Because of those strong relationships with vendors, BVSD was able to get what they needed, including hand sanitizer and cleaning products, in a matter of days, and have those products available throughout the pandemic. “I have to say that it was all because it was all based on relationships,” McLoughlin says. “It’s really about the value of relationships that you build throughout your career that creates those opportunities.”
McLoughlin keeps building those relationships through NIGP (National Institute of Governmental Purchasing), where she has been a member of the governing board for almost six years, and as a volunteer in RMGPA (Rocky Mountain Governmental Purchasing Association), where she serves as the communications chair. With both organizations, she helps to promote the public procurement profession. “Being a public procurement professional means that we live by our values and guiding principles, and then we also promote the profession, and we encourage others to volunteer and advocate for public procurement…. I mentor people every single day, whether it’s in my organization or RMGPA or NIGP. I love to teach people even in other chapters.”
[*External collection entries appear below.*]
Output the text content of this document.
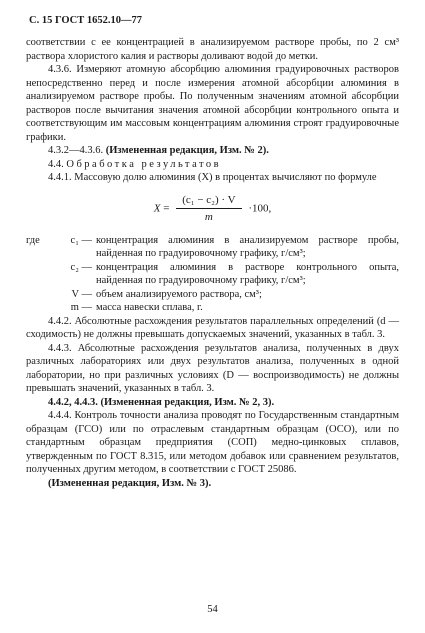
С. 15 ГОСТ 1652.10—77

соответствии с ее концентрацией в анализируемом растворе пробы, по 2 см³ раствора хлористого калия и растворы доливают водой до метки.

4.3.6. Измеряют атомную абсорбцию алюминия градуировочных растворов непосредственно перед и после измерения атомной абсорбции алюминия в анализируемом растворе пробы. По полученным значениям атомной абсорбции растворов после вычитания значения атомной абсорбции контрольного опыта и соответствующим им массовым концентрациям алюминия строят градуировочные графики.

4.3.2—4.3.6. (Измененная редакция, Изм. № 2).

4.4. Обработка результатов

4.4.1. Массовую долю алюминия (X) в процентах вычисляют по формуле

$X = \frac{\text{(c₁ − c₂) · V}}{m} \cdot 100$,
где	c₁ — концентрация алюминия в анализируемом растворе пробы, найденная по градуировочному графику, г/см³;
c₂ — концентрация алюминия в растворе контрольного опыта, найденная по градуировочному графику, г/см³;
V — объем анализируемого раствора, см³;
m — масса навески сплава, г.

4.4.2. Абсолютные расхождения результатов параллельных определений (d — сходимость) не должны превышать допускаемых значений, указанных в табл. 3.

4.4.3. Абсолютные расхождения результатов анализа, полученных в двух различных лабораториях или двух результатов анализа, полученных в одной лаборатории, но при различных условиях (D — воспроизводимость) не должны превышать значений, указанных в табл. 3.

4.4.2, 4.4.3. (Измененная редакция, Изм. № 2, 3).

4.4.4. Контроль точности анализа проводят по Государственным стандартным образцам (ГСО) или по отраслевым стандартным образцам (ОСО), или по стандартным образцам предприятия (СОП) медно-цинковых сплавов, утвержденным по ГОСТ 8.315, или методом добавок или сравнением результатов, полученных другим методом, в соответствии с ГОСТ 25086.

(Измененная редакция, Изм. № 3).

54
As mentioned, procurement isn’t a profession that has an actual calling, but it can be rewarding. The challenge is getting the younger generation interested in the value of public procurement in the face of more lucrative private sector careers. “You don’t come into public procurement because you’re going to get rich. You come into public procurement because you’re here to serve the public,” McLoughlin says. “I’ve worked in the private sector for about a year and that was not a fit for me. The public sector is a fit for me because my whole being is about giving back to others, and I think that’s why my volunteerism with NIGP and RMGPA matters to me, because I get so much more by giving to those organizations and teaching others and giving back to these communities then I could ever put in a dollar amount or monetary amount.”
McLoughlin left her position with BVSD in November 2022 to join the Colorado Department of Transportation as their director of procurement, where she will oversee the purchasing and contracts and services department for the entire state, and will buy all the goods and personal services for the department, excluding construction. She oversees a 24 people in two different groups—a purchasing team and a contract team.
She has hit the ground running and is looking forward to building her team and working on a new purchasing procedural directive, all to better serve the people of Colorado. “Being a public servant is in my being,” she says. “I think that we all have an opportunity to give back, and it’s just in my blood.”